In this guide, Guylian is rated with an F. That’s the lowest rating. It’s the same low rating for the likes of Cadbury and Lindt.
It’s not across the board though. Of the companies we looked at who sell products in New Zealand and are included in the guide, Ferrero Rocher scored a C, with Whittaker’s getting the highest rating of a B.
Checking guides like this can help you work out which companies operate with sustainable practices. But some chocolate makers, particularly the smaller craft companies, aren’t included in the Australian guide.

For these boutique operations, the best way to determine their ethical commitment is to talk to the companies directly.
Fair Go spoke to Miann’s owner, Brian Campbell. He says his Auckland-based company visits the farmers they use, and ensure they pay them more than they’re paid by the bigger manufacturers to ensure quality cocoa product and to improve the farmers’ livelihood.
He admits this extra cost does get passed down to the consumer.
"You pay more to get the best of anything, that’s just a reality."
Other consumers may be interested in buying a treat that’s at least a little bit healthy.
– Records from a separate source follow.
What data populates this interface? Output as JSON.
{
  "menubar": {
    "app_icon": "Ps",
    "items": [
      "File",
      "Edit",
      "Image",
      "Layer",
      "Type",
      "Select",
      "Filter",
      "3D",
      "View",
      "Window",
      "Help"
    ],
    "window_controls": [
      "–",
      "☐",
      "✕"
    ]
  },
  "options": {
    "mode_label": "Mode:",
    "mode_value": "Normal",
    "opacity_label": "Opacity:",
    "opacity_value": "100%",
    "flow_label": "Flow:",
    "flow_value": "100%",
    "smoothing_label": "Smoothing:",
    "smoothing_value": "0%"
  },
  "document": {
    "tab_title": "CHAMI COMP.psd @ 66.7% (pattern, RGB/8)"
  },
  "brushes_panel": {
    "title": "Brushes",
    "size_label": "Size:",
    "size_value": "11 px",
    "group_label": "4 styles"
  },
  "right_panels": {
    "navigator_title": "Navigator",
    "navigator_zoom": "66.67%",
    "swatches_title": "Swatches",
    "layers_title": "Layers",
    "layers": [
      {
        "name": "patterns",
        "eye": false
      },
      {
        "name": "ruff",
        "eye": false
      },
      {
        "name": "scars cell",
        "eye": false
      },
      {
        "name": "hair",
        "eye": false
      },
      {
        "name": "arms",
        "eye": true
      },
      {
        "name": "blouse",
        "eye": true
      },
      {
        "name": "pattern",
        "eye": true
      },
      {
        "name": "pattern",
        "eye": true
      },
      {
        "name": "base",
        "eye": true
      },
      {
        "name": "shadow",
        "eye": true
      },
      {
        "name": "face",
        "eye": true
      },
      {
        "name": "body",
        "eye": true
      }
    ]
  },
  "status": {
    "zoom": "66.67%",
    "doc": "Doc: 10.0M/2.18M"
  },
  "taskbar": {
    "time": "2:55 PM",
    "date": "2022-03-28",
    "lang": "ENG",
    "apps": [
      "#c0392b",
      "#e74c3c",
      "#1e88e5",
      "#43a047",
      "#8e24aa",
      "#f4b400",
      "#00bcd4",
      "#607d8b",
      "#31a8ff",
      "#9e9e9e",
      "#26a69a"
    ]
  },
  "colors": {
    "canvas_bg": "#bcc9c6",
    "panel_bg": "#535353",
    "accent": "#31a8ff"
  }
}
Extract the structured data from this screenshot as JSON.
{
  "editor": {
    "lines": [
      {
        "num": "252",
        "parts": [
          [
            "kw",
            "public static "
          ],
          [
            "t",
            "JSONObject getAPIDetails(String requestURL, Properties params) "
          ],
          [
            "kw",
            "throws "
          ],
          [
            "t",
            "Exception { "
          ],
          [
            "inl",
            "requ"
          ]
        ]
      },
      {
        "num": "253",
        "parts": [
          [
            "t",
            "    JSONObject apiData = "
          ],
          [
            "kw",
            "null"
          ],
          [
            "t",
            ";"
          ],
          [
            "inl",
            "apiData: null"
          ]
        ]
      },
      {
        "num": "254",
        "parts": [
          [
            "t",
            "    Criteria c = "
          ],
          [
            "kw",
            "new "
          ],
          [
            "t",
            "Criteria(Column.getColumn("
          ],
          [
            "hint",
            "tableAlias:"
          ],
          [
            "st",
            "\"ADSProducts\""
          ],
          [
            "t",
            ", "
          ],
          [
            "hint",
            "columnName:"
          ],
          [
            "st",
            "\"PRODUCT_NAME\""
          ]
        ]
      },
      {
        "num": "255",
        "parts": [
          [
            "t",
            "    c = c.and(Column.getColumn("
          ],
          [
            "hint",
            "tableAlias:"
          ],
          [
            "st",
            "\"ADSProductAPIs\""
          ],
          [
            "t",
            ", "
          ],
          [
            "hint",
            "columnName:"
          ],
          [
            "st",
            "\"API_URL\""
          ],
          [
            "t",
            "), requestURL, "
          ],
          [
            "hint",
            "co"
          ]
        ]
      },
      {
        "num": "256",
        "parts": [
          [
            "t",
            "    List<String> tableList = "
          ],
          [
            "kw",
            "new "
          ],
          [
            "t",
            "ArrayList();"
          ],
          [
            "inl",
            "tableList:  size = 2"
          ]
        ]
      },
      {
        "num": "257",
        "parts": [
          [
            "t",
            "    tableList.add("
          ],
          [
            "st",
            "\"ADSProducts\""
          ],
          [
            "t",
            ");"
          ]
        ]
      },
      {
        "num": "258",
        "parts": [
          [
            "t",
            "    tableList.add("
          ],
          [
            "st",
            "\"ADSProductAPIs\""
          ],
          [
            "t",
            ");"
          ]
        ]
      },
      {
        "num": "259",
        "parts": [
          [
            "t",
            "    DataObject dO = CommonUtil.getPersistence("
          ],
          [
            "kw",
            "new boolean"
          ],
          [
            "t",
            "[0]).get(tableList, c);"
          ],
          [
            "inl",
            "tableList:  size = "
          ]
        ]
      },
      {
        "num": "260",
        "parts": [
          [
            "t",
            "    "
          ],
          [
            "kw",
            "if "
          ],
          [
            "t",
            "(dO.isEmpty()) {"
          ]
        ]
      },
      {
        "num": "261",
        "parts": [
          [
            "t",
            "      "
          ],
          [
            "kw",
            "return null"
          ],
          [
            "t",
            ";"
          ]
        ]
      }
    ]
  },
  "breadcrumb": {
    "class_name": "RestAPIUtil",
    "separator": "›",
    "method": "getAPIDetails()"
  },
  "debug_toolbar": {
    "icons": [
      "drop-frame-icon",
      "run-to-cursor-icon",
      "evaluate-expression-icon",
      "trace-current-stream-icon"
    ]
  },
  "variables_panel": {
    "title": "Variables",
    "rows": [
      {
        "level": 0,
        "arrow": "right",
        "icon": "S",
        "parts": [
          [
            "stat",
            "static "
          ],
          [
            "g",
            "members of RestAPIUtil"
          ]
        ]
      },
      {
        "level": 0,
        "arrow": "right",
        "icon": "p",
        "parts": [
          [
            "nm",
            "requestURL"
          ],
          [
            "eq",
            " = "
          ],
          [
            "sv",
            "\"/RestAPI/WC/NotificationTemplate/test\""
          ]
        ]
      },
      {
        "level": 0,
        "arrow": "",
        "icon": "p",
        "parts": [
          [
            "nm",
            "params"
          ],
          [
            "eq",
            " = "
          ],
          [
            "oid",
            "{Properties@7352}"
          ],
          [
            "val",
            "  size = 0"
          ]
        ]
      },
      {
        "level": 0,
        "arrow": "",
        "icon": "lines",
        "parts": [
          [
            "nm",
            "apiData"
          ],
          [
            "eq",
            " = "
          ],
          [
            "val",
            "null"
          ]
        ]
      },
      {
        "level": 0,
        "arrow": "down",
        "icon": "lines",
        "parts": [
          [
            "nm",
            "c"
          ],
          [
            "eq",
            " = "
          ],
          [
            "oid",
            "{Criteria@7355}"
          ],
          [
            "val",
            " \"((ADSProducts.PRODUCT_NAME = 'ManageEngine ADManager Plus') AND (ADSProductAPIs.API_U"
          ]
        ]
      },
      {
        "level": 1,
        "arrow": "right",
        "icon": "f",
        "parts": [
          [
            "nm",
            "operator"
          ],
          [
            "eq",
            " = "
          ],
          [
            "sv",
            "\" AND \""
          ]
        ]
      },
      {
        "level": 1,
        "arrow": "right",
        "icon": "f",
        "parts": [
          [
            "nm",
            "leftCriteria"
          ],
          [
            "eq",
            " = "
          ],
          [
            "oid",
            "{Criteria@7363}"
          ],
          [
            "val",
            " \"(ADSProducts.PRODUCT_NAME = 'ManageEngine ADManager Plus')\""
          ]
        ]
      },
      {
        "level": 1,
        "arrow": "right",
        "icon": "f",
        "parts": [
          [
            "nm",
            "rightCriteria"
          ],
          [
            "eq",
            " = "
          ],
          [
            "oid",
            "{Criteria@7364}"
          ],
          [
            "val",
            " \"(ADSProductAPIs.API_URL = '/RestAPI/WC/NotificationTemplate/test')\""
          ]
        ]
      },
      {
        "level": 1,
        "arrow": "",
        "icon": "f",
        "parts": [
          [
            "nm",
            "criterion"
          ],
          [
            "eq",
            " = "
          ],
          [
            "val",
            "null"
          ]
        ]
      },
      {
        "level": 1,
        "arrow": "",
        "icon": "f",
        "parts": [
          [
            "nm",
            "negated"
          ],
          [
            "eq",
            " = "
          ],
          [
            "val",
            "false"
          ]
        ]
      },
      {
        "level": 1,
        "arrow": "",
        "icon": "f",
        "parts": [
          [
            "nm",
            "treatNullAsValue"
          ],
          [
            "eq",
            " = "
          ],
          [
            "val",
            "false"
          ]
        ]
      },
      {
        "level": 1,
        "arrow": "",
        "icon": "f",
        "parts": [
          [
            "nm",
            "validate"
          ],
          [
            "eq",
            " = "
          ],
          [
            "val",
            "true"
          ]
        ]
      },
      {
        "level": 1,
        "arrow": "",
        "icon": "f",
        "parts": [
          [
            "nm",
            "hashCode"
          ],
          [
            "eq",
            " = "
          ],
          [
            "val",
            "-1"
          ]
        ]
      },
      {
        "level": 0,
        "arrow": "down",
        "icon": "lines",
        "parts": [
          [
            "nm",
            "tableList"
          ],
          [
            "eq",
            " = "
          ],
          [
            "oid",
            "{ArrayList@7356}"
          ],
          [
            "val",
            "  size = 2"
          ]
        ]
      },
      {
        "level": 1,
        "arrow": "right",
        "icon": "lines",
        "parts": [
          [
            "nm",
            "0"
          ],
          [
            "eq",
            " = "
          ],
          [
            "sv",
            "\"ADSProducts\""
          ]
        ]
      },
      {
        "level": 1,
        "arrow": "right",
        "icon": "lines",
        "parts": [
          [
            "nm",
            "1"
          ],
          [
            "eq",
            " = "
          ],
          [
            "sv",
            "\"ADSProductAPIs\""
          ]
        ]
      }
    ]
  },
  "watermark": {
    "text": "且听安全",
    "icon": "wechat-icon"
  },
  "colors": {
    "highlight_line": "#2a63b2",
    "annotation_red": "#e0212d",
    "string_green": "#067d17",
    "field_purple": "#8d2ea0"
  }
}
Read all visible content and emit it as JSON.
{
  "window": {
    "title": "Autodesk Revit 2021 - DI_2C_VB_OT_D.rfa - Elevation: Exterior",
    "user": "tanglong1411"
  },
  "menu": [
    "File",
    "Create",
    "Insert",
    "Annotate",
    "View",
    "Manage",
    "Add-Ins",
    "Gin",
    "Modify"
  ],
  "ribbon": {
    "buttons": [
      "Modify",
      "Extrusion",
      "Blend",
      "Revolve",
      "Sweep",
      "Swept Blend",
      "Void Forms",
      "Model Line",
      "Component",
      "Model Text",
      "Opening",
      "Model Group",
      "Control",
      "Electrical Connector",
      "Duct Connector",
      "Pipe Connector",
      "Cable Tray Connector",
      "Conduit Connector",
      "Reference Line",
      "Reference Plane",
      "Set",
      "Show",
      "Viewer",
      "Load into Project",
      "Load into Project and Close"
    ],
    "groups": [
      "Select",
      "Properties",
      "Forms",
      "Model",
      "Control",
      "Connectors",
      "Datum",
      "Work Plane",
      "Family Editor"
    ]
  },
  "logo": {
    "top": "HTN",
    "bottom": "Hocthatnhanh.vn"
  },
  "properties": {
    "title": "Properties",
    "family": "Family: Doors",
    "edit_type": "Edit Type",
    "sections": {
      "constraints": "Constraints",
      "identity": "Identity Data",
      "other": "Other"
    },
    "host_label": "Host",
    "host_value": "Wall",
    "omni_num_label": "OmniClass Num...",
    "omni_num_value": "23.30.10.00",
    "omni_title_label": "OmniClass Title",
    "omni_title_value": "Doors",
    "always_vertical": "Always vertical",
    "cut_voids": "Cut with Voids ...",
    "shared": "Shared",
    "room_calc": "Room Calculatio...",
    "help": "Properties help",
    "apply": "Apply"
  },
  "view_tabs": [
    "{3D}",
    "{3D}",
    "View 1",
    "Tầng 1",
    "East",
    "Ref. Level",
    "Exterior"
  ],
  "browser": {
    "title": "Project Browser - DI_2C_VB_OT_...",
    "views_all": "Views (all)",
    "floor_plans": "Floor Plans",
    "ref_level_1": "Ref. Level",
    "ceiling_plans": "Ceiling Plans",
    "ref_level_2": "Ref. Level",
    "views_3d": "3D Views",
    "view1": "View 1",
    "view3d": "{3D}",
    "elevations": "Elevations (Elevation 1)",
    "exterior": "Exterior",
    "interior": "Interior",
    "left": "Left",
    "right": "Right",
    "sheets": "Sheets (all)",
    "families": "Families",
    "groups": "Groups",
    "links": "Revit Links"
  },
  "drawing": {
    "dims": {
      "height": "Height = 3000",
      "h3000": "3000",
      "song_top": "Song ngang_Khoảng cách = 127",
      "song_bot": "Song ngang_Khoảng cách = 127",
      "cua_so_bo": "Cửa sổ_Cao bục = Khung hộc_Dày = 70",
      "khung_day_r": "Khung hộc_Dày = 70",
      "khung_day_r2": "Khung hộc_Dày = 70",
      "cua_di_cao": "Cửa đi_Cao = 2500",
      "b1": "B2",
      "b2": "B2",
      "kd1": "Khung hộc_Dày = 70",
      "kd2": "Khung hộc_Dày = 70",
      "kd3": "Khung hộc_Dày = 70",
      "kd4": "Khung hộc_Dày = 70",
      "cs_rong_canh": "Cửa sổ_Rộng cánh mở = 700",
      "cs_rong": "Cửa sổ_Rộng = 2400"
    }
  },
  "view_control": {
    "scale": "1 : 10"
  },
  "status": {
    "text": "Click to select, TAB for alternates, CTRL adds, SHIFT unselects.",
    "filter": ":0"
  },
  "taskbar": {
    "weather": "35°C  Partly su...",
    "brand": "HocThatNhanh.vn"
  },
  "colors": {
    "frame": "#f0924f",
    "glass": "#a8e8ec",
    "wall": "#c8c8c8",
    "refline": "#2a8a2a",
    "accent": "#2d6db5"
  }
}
After all, there are numerous claims about chocolate being good for you, from heart health to brainpower.
Nutritionist Nikki Hart says these claims should be taken with a pinch of salt.
For a start, the claims are for one ingredient of chocolate – the flavonoids found in cocoa beans.
Much of their goodness is processed out of the final product, so to get a health benefit "you’d have to eat it every day", Hart says.
"And, as a nutritionist, I can’t recommend that you eat a chocolate a day instead of an apple a day."
The reason is that chocolate as a whole contains added sugar and milk solids which aren’t so great for your daily diet.
For those wanting to be as healthy as possible though, the best bet is to opt for dark chocolate, the higher the percentage of cacao the better.
For the ultimate gain, craft chocolate is likely to be best as it’s less processed than commercial bars.
Hart recommends dark over milk chocolate but also has this advice for Easter shoppers: “Enjoy it because it’s a beautiful, luxury item, but be sure not to over-consume."